Help with derivative

I need to find the derivative of $f(x)=x+\sqrt x+3$

I have gotten this far: $f'(x)=lim_{h\to0}\frac{f(x+h)-f(x)}{h}=lim_{h\to0}\frac{(x+h)+\sqrt{x+h} +3-\left(x+\sqrt x +3\right)}{h}=lim_{h\to0}\frac{h+\sqrt{x+h}-\sqrt x}{h}$

At this point I have tried some crazy stuff to eliminate the h on the bottom. The closest I have come is this: $lim_{h\to0}\frac{h}{h}+\frac{\sqrt{x+h}}{h}-\frac{\sqrt x}{h}$ which can be broken down into, $lim_{h\to0}\frac{h}{h}+\frac{\sqrt x}{h}+\frac{\sqrt h}{h}-\frac{\sqrt x}{h}$ which leaves this: $lim_{h\to0}\frac{h}{h}+\frac{\sqrt h}{h}$ , right?

If I haven't confused myself along the way, then I should be on track, and the answer seems tantilizingly close, but I get $lim_{h\to0}1+\frac{\sqrt h}{h}$ = $lim_{h\to0}1+\frac{1}{\sqrt h}$

What am I doing wrong?
June 28th 2012, 05:03 PM
Cbarker1

Re: Help with derivative

The step that you did incorrectly was the \sqrt((x+h))/h not (\sqrt(x)/h-(\sqrt(h)/h))
June 28th 2012, 05:42 PM
Reckoner

Re: Help with derivative

Quote:

Originally Posted by rortiz81

$\cdots+\frac{\sqrt{x+h}}{h}+\cdots$ which can be broken down into, $\cdots+\frac{\sqrt x}{h}+\frac{\sqrt h}{h}+\cdots$

Absolutely not.

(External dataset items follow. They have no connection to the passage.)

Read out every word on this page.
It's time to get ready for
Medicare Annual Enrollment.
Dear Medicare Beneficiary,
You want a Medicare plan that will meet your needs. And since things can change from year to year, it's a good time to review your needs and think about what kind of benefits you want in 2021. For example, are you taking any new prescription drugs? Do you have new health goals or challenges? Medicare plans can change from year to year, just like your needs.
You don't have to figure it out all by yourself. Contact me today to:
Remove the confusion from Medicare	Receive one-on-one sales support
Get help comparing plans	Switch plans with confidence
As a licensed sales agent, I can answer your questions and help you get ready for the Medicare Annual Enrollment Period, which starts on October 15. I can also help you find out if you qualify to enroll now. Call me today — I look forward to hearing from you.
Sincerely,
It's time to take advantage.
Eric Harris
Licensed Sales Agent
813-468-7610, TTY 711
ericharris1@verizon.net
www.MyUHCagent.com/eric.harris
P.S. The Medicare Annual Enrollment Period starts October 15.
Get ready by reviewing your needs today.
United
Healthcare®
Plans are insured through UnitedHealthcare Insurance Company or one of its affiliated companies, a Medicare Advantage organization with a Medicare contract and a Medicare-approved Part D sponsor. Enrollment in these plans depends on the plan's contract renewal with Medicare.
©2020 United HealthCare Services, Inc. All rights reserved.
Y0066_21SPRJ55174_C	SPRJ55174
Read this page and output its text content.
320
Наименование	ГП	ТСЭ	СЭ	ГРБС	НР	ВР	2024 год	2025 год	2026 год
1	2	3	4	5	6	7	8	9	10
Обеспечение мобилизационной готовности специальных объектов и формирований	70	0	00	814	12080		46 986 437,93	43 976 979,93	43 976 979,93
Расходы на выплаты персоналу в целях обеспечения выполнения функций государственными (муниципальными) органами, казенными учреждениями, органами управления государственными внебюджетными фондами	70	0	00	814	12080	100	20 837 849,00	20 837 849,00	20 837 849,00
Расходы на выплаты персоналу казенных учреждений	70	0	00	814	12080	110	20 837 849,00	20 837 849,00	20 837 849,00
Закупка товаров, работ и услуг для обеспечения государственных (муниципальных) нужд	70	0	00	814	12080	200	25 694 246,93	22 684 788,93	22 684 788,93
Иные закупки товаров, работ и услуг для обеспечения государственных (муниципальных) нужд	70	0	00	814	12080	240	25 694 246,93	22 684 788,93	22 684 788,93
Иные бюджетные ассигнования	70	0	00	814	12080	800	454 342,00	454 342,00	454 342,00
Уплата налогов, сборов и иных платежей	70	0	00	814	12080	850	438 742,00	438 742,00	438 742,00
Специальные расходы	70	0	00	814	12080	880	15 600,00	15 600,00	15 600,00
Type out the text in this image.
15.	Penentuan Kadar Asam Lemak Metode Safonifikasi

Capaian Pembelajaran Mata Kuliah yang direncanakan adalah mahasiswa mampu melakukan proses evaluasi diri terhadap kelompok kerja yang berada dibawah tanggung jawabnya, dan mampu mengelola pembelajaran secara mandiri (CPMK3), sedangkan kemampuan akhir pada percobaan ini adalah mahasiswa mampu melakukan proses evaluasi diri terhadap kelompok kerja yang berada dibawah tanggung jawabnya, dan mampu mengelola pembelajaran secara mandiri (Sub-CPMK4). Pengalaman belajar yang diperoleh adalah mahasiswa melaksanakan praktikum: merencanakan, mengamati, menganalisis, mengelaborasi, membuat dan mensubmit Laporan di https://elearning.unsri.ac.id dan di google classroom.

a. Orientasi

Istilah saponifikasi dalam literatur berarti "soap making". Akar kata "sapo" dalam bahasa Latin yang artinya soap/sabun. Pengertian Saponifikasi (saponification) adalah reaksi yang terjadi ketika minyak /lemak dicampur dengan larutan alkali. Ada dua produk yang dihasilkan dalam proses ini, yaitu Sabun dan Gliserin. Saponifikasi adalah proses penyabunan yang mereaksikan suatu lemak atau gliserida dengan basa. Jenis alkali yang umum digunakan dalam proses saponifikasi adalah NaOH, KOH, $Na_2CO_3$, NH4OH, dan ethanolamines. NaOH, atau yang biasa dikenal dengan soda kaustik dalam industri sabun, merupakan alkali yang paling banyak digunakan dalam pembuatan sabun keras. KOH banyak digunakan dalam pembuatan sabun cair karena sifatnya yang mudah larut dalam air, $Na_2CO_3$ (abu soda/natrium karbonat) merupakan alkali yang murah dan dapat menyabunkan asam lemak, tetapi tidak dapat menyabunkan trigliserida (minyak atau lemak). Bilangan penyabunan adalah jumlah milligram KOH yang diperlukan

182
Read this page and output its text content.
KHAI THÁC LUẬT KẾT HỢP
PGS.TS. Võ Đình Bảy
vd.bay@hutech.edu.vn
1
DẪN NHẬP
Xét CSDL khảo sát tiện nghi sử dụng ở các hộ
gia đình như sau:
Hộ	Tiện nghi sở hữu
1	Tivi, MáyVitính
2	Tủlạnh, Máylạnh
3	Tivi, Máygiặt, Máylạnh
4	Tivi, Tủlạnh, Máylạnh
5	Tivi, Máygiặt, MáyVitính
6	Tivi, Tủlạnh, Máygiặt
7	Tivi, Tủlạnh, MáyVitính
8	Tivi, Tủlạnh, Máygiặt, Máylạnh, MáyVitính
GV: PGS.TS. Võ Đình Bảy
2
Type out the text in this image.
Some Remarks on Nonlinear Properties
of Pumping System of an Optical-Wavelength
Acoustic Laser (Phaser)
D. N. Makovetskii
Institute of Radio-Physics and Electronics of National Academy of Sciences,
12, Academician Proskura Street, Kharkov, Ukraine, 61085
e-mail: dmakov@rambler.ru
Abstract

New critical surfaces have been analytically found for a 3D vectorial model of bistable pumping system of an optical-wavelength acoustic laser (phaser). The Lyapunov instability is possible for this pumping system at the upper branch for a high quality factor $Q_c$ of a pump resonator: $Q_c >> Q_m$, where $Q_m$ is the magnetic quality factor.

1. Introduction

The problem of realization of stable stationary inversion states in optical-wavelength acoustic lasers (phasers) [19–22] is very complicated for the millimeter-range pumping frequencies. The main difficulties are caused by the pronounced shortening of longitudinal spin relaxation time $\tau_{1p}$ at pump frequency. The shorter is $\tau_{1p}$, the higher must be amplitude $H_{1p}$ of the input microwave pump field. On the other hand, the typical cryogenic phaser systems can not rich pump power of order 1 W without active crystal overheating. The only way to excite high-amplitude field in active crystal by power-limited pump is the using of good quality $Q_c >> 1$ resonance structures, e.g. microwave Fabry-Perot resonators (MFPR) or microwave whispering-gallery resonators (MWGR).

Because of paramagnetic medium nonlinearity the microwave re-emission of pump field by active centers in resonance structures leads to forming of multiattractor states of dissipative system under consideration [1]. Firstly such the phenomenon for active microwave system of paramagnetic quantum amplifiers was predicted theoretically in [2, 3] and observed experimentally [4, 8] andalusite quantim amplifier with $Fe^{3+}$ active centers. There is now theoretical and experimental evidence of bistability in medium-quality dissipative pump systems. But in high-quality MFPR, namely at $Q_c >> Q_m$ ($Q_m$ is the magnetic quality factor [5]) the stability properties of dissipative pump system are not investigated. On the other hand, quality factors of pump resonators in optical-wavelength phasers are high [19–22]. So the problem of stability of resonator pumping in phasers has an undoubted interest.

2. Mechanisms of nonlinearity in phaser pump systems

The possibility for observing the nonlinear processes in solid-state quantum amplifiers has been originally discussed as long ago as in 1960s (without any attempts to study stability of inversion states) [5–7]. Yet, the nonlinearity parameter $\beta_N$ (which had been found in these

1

Do not do this.

$\sqrt{a + b} \neq \sqrt a + \sqrt b$

Quote:

Originally Posted by rortiz81

I need to find the derivative of $f(x)=x+\sqrt x+3$

Rationalizing the numerator can be a good strategy. Continuing your work from before you tried to split everything up:

$f'(x) = \lim_{h\to0}\frac{h + \sqrt{x + h} - \sqrt x}h$

$=\lim_{h\to0}\left(1 + \frac{\sqrt{x+h}-\sqrt x}h\right)$

$=\lim_{h\to0}\left(1 + \frac{\sqrt{x+h}-\sqrt x}h\cdot\frac{\sqrt{x+h}+\sqrt x}{\sqrt{x+h}+\sqrt x}\right)$

$=\lim_{h\to0}\left[1 + \frac{(x + h) - x}{h\left(\sqrt{x+h} + \sqrt x\right)}\right]$

$=\lim_{h\to0}\left[1 + \frac h{h\left(\sqrt{x+h} + \sqrt x\right)}\right]$

$=\lim_{h\to0}\left(1 + \frac1{\sqrt{x+h} + \sqrt x}\right)$

$=1+\frac1{2\sqrt{x}}$
June 28th 2012, 05:52 PM
richard1234

Re: Help with derivative

If you can prove/use the fact that $\frac{d}{dx} (f(x) + g(x)) = \frac{d}{dx} f(x) + \frac{d}{dx} g(x)$ for differentiable functions f and g, then the derivative is equal to

$\frac{d}{dx} x + \frac{d}{dx} \sqrt{x} - \frac{d}{dx} 3$ , which is equal to

$1 + \frac{1}{2 \sqrt{x}}$
June 28th 2012, 06:16 PM
rortiz81

Re: Help with derivative

Thank you all. Ugh. I really should have better algebra skills than this. BTW, this forum rocks.